Time-of-use (TOU) hydro rates for residential and small business consumers, including those of the Fort Frances Power Corp., are going up as of Nov. 1, the Ontario Energy Board (OEB) reported Monday.
In a press release, the OEB said the TOU prices are changing as follows:
•On-peak (weekdays from 7-11 a.m. and from 5-7 p.m.) will be going up 0.1 cents, from 10.7 cents per kilowatt hour to 10.8 cents/kWh;
•Mid-peak (weekdays from 11 a.m.-5 p.m.) will be going up 0.3 cents, from 8.9 cents/kWh to 9.2 cents/kWh; and
•Off-peak (weekdays from 7 p.m.-7 a.m. and all day on weekends and holidays) will be going up 0.3 cents, from 5.9 cents/kWh to 6.2 cents/kWh.
According to the OEB, the price change for Regulated Price Plan (RPP) consumers on TOU pricing represents an increase of roughly $2.11 on the “Electricity” line, or about 1.8 percent on the total bill, for a residential consumer with a typical consumption pattern of 800 kWh per month.
The RPP prices are reviewed semi-annually, and are reflected on the “Electricity” line of residential and small business consumer bills for those who purchase their power directly from their local utility.
Although the “Electricity” line on the bill has increased, a comparison of November, 2010 and November, 2011 shows overall the total bill has fallen as a result of the introduction of the Ontario Clean Energy Benefit.
An average sample bill comparison for RPP consumers using 800 kWh per month is available on the OEB website.
The OEB also said RPP prices (TOU) are changing because the forecasted cost of supply is changing.

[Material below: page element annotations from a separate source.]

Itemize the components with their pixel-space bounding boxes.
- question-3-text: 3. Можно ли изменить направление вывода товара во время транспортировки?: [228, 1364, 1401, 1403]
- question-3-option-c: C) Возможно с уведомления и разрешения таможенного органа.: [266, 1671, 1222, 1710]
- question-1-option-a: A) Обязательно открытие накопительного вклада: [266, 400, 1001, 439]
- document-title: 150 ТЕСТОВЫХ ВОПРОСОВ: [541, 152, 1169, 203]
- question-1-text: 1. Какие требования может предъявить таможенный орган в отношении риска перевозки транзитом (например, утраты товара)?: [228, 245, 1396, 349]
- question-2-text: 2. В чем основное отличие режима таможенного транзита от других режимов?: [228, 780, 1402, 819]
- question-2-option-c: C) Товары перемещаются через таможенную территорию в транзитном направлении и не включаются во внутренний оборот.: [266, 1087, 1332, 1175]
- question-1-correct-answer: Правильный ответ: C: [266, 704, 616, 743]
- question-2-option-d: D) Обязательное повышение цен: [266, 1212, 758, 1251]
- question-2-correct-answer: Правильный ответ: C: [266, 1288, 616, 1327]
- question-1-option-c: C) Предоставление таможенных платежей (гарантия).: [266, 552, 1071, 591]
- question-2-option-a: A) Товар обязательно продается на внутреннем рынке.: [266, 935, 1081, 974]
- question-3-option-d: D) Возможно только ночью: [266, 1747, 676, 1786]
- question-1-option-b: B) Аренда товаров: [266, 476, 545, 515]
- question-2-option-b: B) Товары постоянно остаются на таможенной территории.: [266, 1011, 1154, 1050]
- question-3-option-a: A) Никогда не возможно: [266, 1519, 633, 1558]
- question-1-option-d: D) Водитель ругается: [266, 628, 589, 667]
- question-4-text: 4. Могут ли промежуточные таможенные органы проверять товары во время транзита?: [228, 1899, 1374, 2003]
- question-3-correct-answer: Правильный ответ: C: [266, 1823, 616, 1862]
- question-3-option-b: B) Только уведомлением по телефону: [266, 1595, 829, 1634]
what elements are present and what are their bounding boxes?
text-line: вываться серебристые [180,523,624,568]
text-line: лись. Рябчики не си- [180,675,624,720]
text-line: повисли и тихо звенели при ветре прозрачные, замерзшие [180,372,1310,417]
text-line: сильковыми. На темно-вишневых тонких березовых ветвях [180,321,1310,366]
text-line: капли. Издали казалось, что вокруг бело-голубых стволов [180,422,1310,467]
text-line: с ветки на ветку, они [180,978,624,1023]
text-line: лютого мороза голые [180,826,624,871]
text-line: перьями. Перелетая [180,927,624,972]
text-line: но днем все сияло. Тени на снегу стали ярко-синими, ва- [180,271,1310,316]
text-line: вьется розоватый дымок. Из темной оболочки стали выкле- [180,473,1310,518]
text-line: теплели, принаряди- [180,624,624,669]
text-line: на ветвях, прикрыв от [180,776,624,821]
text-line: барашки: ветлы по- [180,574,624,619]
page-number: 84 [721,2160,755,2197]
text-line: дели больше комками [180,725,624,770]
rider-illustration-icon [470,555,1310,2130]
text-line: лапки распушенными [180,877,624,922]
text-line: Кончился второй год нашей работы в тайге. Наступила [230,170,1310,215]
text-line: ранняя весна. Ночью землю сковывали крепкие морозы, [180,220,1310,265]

The main factors are increased nuclear and renewable generation coming online during the forecast period.
This includes refurbished units at the Bruce Nuclear Generating Station, along with more wind generation.
RPP prices are based on a 12-month forecast and are designed to provide stable and predictable electricity pricing, as well as to ensure the price that residential and small business consumers pay recovers the payments made to generators that supply the electricity they consume.
The OEB regulates the province’s electricity and natural gas sectors in the public interest.
It envisions a viable and efficient-energy sector, with informed consumers served by responsive regulatory processes that are effective, fair, and transparent.